12:16 | Tor di Valle, Cgil: “il trotto deve rimanere a Roma”

“La repentina decisione di chiudere l’ippodromo di Tor Di Valle, potrebbe provocare la sparizione del trotto dalla Capitale. In attesa però che si concretizzi la possibilità di far traslocare il trotto all’ippodromo di Capannelle o presso un nuovo impianto da costruire nella capitale, è necessario attivarsi al fine di evitare che le corse del trotto trasmigrino definitivamente dalla nostra Regione”. Così, in una nota, Fabrizio Micarelli, Carlo Bruno, Giuseppe Sperandio e Massimiliano Montesi di Slc Cgil di Roma e del Lazio.

“Riteniamo quindi incomprensibile – continuano – la decisione presa da parte dell’ex ASSI Gestione Temporanea, di destinare a ippodromi al di fuori del territorio laziale le giornate di corse destinate precedentemente a Tor di Valle. E’ necessario attivarsi per trovare una soluzione temporanea, in attesa del trasferimento a Capannelle o al nuovo impianto, privilegiando le possibilità e le disponibilità che realtà già presenti nelle province laziali offrono, a partire dall’unico ippodromo di trotto esistente nella regione Lazio, quello del Garigliano in provincia di Latina che ha già manifestato interesse a un suo coinvolgimento ancorché temporaneo.

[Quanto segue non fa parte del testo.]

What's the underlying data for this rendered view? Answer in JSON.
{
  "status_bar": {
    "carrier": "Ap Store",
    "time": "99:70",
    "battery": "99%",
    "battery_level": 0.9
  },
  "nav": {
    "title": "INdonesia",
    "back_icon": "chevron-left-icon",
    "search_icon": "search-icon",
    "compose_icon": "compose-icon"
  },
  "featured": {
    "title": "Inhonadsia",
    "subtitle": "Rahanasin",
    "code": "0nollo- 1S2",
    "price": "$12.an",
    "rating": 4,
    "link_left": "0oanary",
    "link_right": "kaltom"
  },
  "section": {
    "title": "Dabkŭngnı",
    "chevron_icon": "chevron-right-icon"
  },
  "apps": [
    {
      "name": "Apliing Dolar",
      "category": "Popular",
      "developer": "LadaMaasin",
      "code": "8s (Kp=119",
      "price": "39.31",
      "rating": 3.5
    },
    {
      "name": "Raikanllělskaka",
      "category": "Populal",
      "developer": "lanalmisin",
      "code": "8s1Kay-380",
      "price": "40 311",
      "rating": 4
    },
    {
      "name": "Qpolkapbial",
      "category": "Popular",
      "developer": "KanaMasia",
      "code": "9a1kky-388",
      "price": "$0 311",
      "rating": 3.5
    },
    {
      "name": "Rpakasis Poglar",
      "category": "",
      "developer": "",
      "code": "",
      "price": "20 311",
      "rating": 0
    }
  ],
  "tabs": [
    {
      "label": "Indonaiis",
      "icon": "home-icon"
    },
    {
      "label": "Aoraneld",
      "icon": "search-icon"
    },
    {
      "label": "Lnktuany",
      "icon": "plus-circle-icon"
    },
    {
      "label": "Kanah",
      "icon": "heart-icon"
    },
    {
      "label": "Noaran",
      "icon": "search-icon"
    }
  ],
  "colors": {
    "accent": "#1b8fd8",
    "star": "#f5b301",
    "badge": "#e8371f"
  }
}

Consideriamo che l’uso di questo ippodromo potrebbe favorire l’assunzione di nuovo personale e maggiore occupazione del personale già dedicato”.

“Tale progetto inoltre – aggiungono i sindacalisti – darebbe risposte concrete anche al problema della cura dei cavalli oggi sfrattati da Tor di Valle. Circa 400 animali, infatti, troverebbero collocazione nei numerosi centri di allenamento del basso Lazio anziché migrare anch’essi verso altre regioni offrendo, così, nuove possibilità di impiego anche a tutto l’indotto strettamente connesso all’ allenamento e al mantenimento dei cavalli ed evitando agli operatori ippici laziali di esser costretti a sostenere nuovi e ingenti costi di trasporto che potrebbero provocare il definitivo collasso del settore già pesantemente provato”.

“Non escludendo soluzioni diverse, purché ancorate all’obiettivo di garantire il mantenimento delle corse al trotto nella capitale, l’opzione di Garigliano – concludono – è l’ipotesi che a oggi appare la più concreta e percorribile e come tale merita di essere attentamente valutata e verificata nell’interesse del trotto regionale e nazionale, dei lavoratori e degli operatori del settore”.